Roberto Turrin, Andrea Condorelli, Roberto Pagano, Massimo Quadrana, and Paolo Cremonesi, Large scale music recommendation, in Proceedings of the Large Scale Recommender System workshop (LSRS 2015) at the 9th ACM Conference on Recommender Systems (RecSys 2015), 2015. [PDF]

This work experiments with three different recommendation solutions for recommending the “next song” given the current user listening session. This work treats the session as a proxy to the actual user context, and, as such, pushes forward the state-of-the-art in session-driven recommendation. The work exploits the “30M music and playlist dataset”, a music dataset extracted from last.fm and formatted according to the Idomaar format, as described in D2.6 “Third Reference Framework Release and Evaluation Report”, Section 4 “Data sets used in Reference Framework”. Two baseline algorithms—namely SAGH (same artist greatest hits) and CAGH (collocated artist greatist hits)—are compared with IPR (Implicit Playlist recommender) which analyses the user consumption patterns of the community of users to generate ”popular” listening paths and recommend tracks on the basis of the placement of a user within these paths.

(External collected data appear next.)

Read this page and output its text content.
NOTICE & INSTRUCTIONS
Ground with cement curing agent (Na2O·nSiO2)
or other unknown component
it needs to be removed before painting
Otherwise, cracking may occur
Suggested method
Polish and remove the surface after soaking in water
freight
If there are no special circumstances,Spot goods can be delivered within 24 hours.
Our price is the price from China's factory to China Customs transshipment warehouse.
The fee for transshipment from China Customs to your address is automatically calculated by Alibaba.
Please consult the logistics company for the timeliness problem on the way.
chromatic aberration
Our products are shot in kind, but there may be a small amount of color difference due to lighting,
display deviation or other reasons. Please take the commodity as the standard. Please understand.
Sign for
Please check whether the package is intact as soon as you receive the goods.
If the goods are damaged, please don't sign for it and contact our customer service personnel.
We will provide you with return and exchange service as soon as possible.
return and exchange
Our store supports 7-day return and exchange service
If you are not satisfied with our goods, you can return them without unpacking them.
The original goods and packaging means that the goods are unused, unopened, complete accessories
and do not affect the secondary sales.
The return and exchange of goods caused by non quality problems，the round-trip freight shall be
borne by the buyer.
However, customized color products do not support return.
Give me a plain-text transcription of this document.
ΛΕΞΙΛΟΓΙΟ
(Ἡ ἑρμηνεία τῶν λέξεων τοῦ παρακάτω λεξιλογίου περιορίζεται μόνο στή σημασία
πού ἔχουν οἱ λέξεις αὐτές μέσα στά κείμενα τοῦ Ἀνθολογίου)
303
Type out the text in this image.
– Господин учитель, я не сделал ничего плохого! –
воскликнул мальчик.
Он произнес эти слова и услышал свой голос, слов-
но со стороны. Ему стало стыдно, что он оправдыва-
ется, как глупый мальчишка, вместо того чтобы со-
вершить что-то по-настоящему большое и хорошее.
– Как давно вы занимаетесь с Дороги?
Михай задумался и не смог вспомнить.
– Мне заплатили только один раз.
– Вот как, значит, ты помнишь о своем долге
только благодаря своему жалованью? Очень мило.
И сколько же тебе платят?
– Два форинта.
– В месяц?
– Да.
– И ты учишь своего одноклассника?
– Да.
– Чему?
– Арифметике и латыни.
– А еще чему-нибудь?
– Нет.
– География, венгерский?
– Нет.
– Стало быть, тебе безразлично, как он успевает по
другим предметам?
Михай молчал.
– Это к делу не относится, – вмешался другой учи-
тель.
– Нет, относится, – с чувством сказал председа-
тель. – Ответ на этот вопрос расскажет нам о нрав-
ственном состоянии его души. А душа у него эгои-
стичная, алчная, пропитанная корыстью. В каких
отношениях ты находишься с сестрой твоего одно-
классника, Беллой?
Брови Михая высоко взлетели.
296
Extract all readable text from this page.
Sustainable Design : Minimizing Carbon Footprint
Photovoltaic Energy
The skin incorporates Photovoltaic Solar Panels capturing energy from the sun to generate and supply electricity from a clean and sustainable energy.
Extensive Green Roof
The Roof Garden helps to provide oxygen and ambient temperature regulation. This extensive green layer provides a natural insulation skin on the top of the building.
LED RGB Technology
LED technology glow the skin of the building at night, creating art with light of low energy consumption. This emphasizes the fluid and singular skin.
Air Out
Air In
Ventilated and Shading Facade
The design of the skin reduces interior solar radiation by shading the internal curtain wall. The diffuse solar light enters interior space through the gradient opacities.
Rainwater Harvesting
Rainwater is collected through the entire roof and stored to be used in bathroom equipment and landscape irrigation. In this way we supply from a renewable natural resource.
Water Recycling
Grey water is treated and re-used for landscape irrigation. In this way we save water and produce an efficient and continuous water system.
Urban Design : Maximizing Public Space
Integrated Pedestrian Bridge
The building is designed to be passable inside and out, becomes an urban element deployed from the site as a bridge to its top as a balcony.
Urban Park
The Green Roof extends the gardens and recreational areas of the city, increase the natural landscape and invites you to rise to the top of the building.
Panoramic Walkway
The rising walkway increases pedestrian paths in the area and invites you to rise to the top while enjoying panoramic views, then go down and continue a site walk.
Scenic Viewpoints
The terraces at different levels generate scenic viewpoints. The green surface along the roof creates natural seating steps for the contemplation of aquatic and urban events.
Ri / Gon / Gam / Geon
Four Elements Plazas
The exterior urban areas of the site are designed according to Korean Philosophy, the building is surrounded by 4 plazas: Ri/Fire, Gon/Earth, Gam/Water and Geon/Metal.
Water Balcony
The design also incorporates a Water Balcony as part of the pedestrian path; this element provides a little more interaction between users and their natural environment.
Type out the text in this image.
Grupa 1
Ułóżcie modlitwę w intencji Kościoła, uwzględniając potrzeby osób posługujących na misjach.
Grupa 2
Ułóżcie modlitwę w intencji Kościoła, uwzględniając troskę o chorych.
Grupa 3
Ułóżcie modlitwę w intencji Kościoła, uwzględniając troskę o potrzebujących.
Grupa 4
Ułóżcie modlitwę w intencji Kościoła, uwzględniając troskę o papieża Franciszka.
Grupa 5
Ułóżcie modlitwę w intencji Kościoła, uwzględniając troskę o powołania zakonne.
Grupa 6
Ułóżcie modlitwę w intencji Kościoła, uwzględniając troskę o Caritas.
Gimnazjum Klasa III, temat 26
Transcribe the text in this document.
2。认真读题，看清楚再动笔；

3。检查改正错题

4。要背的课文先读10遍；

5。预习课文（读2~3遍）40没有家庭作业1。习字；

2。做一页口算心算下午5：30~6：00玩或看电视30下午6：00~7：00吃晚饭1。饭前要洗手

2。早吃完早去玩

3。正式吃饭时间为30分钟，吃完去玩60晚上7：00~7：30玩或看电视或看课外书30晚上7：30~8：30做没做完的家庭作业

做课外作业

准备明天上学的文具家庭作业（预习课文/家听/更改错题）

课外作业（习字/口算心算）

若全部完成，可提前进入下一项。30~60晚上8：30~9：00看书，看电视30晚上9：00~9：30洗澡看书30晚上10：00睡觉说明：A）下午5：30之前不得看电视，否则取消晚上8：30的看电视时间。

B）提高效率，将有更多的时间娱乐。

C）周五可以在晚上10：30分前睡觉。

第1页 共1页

The work uses several information sources, in particular—with references to the RICHeS paradigm—the context as driven by the recent user interaction, which is considered to drive the recommendation at real-time.

Reciprocal recommendation:

  • Benjamin Kille, Fabian Abel, Balázs Hidasi, and Sahin Albayrak Using Interaction Signals for Job Recommendations (to appear).

In this work, we focused on the problem of reciprocal recommendations and job recommendations in particular. When recommending jobs to a user, the recommender system actually needs to consider both (1) the requirements and interests that the user has regarding her future job position and (2) the requirements that the recruiter and her company has with respect to the candidate. Job recommender systems therefore depend on accurate feedback to improve recommendation quality (see e.g. XB01 in Section 3, Deliverable 2.5). Implicit feedback may arise in terms of clicks, bookmarks and replies (e.g. bookmarking a job advertisement). As part of this showcase, we present results from a large-scale analysis on XING. We analyse different types of information sources and study correlations between explicit ratings and implicit signals to detect situations where members liked their suggestions. With reference to the RICHeS paradigm, we thus study the incorporation of interaction with the user and relevance feedback. Results show that there are correlations between explicit and implicit user signals. In particular, we see that replies and bookmarks reflect explicit preferences much better than clicks.